The latest scandal over what Canadian broadcasters spend and claim from the taxpayer has come with news that CBC president Hubert Lacroix voluntarily repaid nearly $30,000 in living and meal expenses to the taxpayer.
The repayment was quietly made last fall as Ottawa was convulsed by a expenses scandal that had former CTV broadcasters-turned-federal Senators Mike Duffy and Pamela Wallin in its crosshairs.
Lacroix came clean for wrongly claiming $29,192.41 in living expenses over six years while receiving a $1,500 per-month allowance after deciding not to move to Ottawa.
The CBC auditors put the double-dipping down to an executive compensation rule that went unnoticed by the public broadcaster until Lacroix’s expenses were reviewed.
In a memo published on the CBC.ca website, the CBC president warned the fresh expense claim furor was likely to get caught up in Ottawa’s ongoing senate scandal, which the public broadcaster has widely reported on.
“There has been a lot in the news recently, including on our own news, about the expenses of public officials and there are some who may use my disclosure of this information to attack me or this corporation,” Lacroix wrote in the memo.
That’s an allusion to a senate scandal that has seen Duffy and Wallin, both former broadcasters, suspended by the Upper House after bombshell expense claim revelations that implicate the office of prime minister Stephen Harper.
Lacroix’s taxpayer expense woes follow another internal memo earlier this month in which the CBC topper pointed to “dark clouds on the horizon” that threaten deep cost-cutting at the public broadcaster.
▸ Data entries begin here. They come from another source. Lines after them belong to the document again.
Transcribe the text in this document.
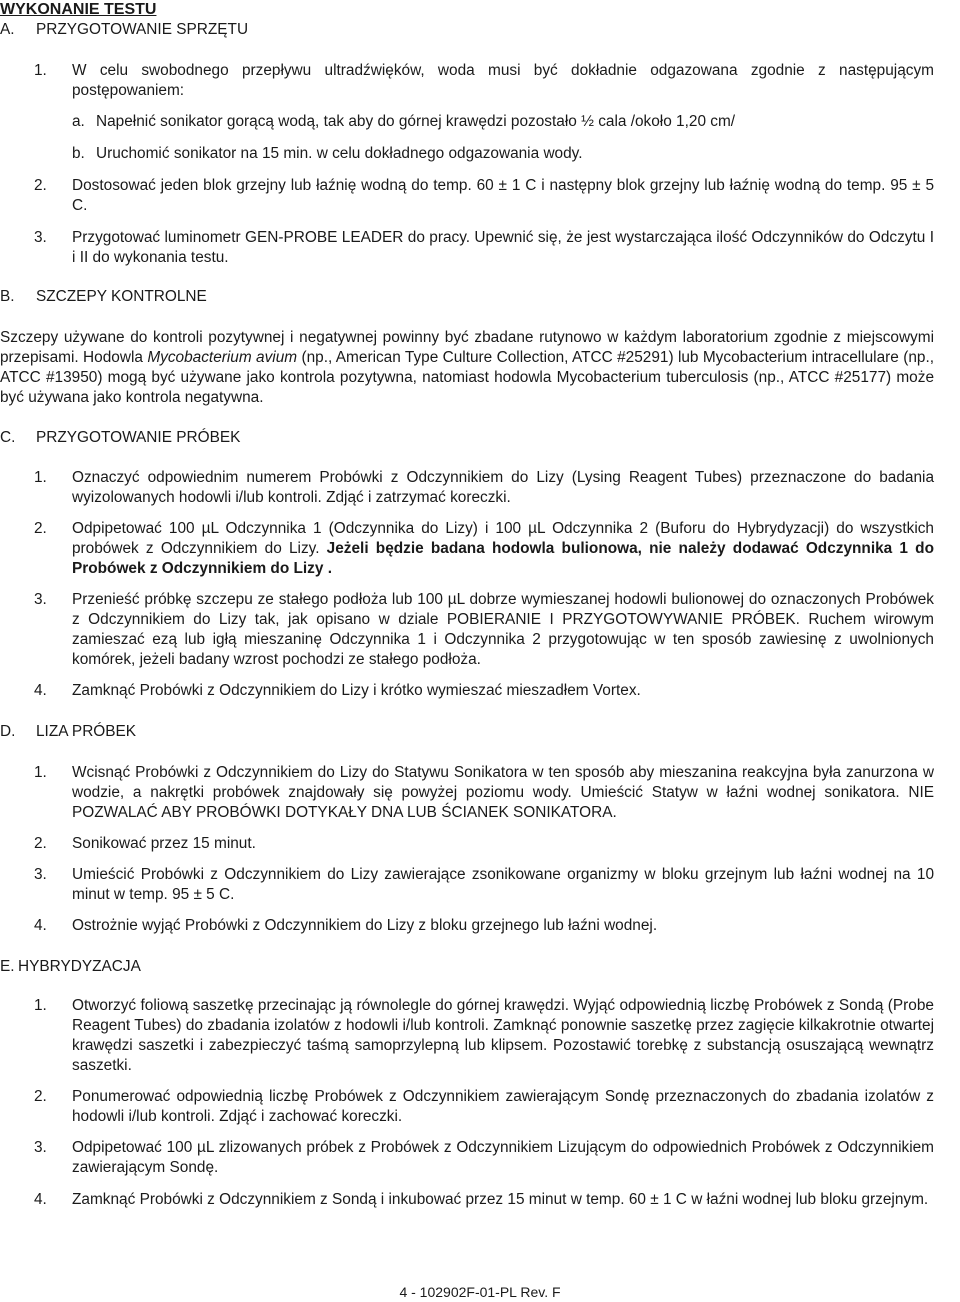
WYKONANIE TESTU
A. PRZYGOTOWANIE SPRZĘTU
1. W celu swobodnego przepływu ultradźwięków, woda musi być dokładnie odgazowana zgodnie z następującym postępowaniem:
a. Napełnić sonikator gorącą wodą, tak aby do górnej krawędzi pozostało ½ cala /około 1,20 cm/
b. Uruchomić sonikator na 15 min. w celu dokładnego odgazowania wody.
2. Dostosować jeden blok grzejny lub łaźnię wodną do temp. 60 ± 1 C i następny blok grzejny lub łaźnię wodną do temp. 95 ± 5 C.
3. Przygotować luminometr GEN-PROBE LEADER do pracy. Upewnić się, że jest wystarczająca ilość Odczynników do Odczytu I i II do wykonania testu.
B. SZCZEPY KONTROLNE
Szczepy używane do kontroli pozytywnej i negatywnej powinny być zbadane rutynowo w każdym laboratorium zgodnie z miejscowymi przepisami. Hodowla Mycobacterium avium (np., American Type Culture Collection, ATCC #25291) lub Mycobacterium intracellulare (np., ATCC #13950) mogą być używane jako kontrola pozytywna, natomiast hodowla Mycobacterium tuberculosis (np., ATCC #25177) może być używana jako kontrola negatywna.
C. PRZYGOTOWANIE PRÓBEK
1. Oznaczyć odpowiednim numerem Probówki z Odczynnikiem do Lizy (Lysing Reagent Tubes) przeznaczone do badania wyizolowanych hodowli i/lub kontroli. Zdjąć i zatrzymać koreczki.
2. Odpipetować 100 µL Odczynnika 1 (Odczynnika do Lizy) i 100 µL Odczynnika 2 (Buforu do Hybrydyzacji) do wszystkich probówek z Odczynnikiem do Lizy. Jeżeli będzie badana hodowla bulionowa, nie należy dodawać Odczynnika 1 do Probówek z Odczynnikiem do Lizy .
3. Przenieść próbkę szczepu ze stałego podłoża lub 100 µL dobrze wymieszanej hodowli bulionowej do oznaczonych Probówek z Odczynnikiem do Lizy tak, jak opisano w dziale POBIERANIE I PRZYGOTOWYWANIE PRÓBEK. Ruchem wirowym zamieszać ezą lub igłą mieszaninę Odczynnika 1 i Odczynnika 2 przygotowując w ten sposób zawiesinę z uwolnionych komórek, jeżeli badany wzrost pochodzi ze stałego podłoża.
4. Zamknąć Probówki z Odczynnikiem do Lizy i krótko wymieszać mieszadłem Vortex.
D. LIZA PRÓBEK
1. Wcisnąć Probówki z Odczynnikiem do Lizy do Statywu Sonikatora w ten sposób aby mieszanina reakcyjna była zanurzona w wodzie, a nakrętki probówek znajdowały się powyżej poziomu wody. Umieścić Statyw w łaźni wodnej sonikatora. NIE POZWALAĆ ABY PROBÓWKI DOTYKAŁY DNA LUB ŚCIANEK SONIKATORA.
2. Sonikować przez 15 minut.
3. Umieścić Probówki z Odczynnikiem do Lizy zawierające zsonikowane organizmy w bloku grzejnym lub łaźni wodnej na 10 minut w temp. 95 ± 5 C.
4. Ostrożnie wyjąć Probówki z Odczynnikiem do Lizy z bloku grzejnego lub łaźni wodnej.
E. HYBRYDYZACJA
1. Otworzyć foliową saszetkę przecinając ją równolegle do górnej krawędzi. Wyjąć odpowiednią liczbę Probówek z Sondą (Probe Reagent Tubes) do zbadania izolatów z hodowli i/lub kontroli. Zamknąć ponownie saszetkę przez zagięcie kilkakrotnie otwartej krawędzi saszetki i zabezpieczyć taśmą samoprzylepną lub klipsem. Pozostawić torebkę z substancją osuszającą wewnątrz saszetki.
2. Ponumerować odpowiednią liczbę Probówek z Odczynnikiem zawierającym Sondę przeznaczonych do zbadania izolatów z hodowli i/lub kontroli. Zdjąć i zachować koreczki.
3. Odpipetować 100 µL zlizowanych próbek z Probówek z Odczynnikiem Lizującym do odpowiednich Probówek z Odczynnikiem zawierającym Sondę.
4. Zamknąć Probówki z Odczynnikiem z Sondą i inkubować przez 15 minut w temp. 60 ± 1 C w łaźni wodnej lub bloku grzejnym.
4 - 102902F-01-PL Rev. F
A weak advertising market for the CBC has been compounded by the loss of revenues from televising NHL games for next season after Rogers Communications signed a new contract with the pro hockey league.
“We are working hard to confirm the bottom line,” Lacroix said in the memo.
“However, it’s clear that tough and more fundamental decisions will have to be made to establish a longer-term, sustainable financial model for our corporation,” he added.